LIN-28 co-transcriptionally binds primary let-7 to regulate miRNA maturation in Caenorhabditis elegans.
Nat Struct Mol Biol
The LIN-28 RNA binding protein is important for development and survival of human embryonic stem cells. We show in this manuscript that LIN-28 controls the level of the microRNA let-7 at the level of its primary transcript, demonstrating a novel mode of LIN-28 and let-7 regulation that is conserved in humans and nematodes.
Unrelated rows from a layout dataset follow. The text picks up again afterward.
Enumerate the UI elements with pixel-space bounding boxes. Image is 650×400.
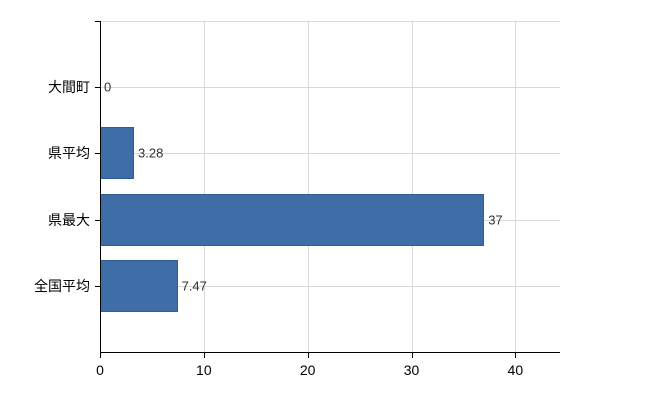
category-label: 大間町: [48, 79, 90, 96]
y-axis-tick: [95, 153, 100, 155]
y-axis-tick: [95, 87, 100, 89]
bar: [100, 259, 178, 312]
x-axis-tick: [203, 353, 205, 358]
x-axis-tick: [307, 353, 309, 358]
y-axis-line: [100, 21, 101, 353]
x-tick-label: 0: [96, 362, 104, 378]
plot-area: 0 大間町 3.28 県平均 37 県最大 7.47 全国平均 0 10 20 30 40: [34, 21, 560, 377]
h-gridline: [100, 87, 560, 89]
y-axis-tick: [95, 285, 100, 287]
x-tick-label: 30: [403, 362, 420, 378]
category-label: 県平均: [48, 145, 90, 162]
y-axis-tick: [95, 219, 100, 221]
y-axis-tick: [95, 21, 100, 22]
v-gridline: [515, 21, 517, 352]
h-gridline: [100, 285, 560, 287]
bar-value-label: 3.28: [138, 145, 164, 161]
v-gridline: [203, 21, 205, 352]
x-tick-label: 10: [196, 362, 212, 378]
x-axis-tick: [515, 353, 517, 358]
x-tick-label: 20: [299, 362, 316, 378]
category-label: 県最大: [48, 211, 90, 228]
h-gridline: [100, 153, 560, 155]
bar: [100, 127, 135, 180]
h-gridline: [100, 21, 560, 22]
x-axis-tick: [100, 353, 101, 358]
x-tick-label: 40: [507, 362, 524, 378]
category-label: 全国平均: [34, 277, 90, 294]
bar-value-label: 37: [488, 212, 503, 228]
x-axis-tick: [411, 353, 413, 358]
bar: [100, 193, 485, 246]
bar-value-label: 7.47: [181, 278, 207, 294]
bar-value-label: 0: [104, 79, 112, 95]
x-axis-line: [100, 352, 560, 353]
v-gridline: [307, 21, 309, 352]
v-gridline: [411, 21, 413, 352]
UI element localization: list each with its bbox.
The highly conserved let-7 microRNA (miRNA) regulates developmental pathways across animal phyla. Mis-expression of let-7 causes lethality in C. elegans and has been associated with several human diseases. We show that timing of let-7 expression in developing worms is under complex transcriptional and post-transcriptional control. Expression of let-7 primary transcripts oscillates during each larval stage, but precursor and mature let-7 miRNAs do not accumulate until later in development after LIN-28 protein has diminished. We demonstrate that LIN-28 binds endogenous primary let-7 transcripts co-transcriptionally. We further show that LIN-28 binds endogenous primary let-7 transcripts in the nuclear compartment of human ES cells, suggesting that this LIN-28 activity is conserved across species. We conclude that co-transcriptional interaction of LIN-28 with let-7 primary transcripts blocks Drosha processing and, thus, precocious expression of mature let-7 during early development.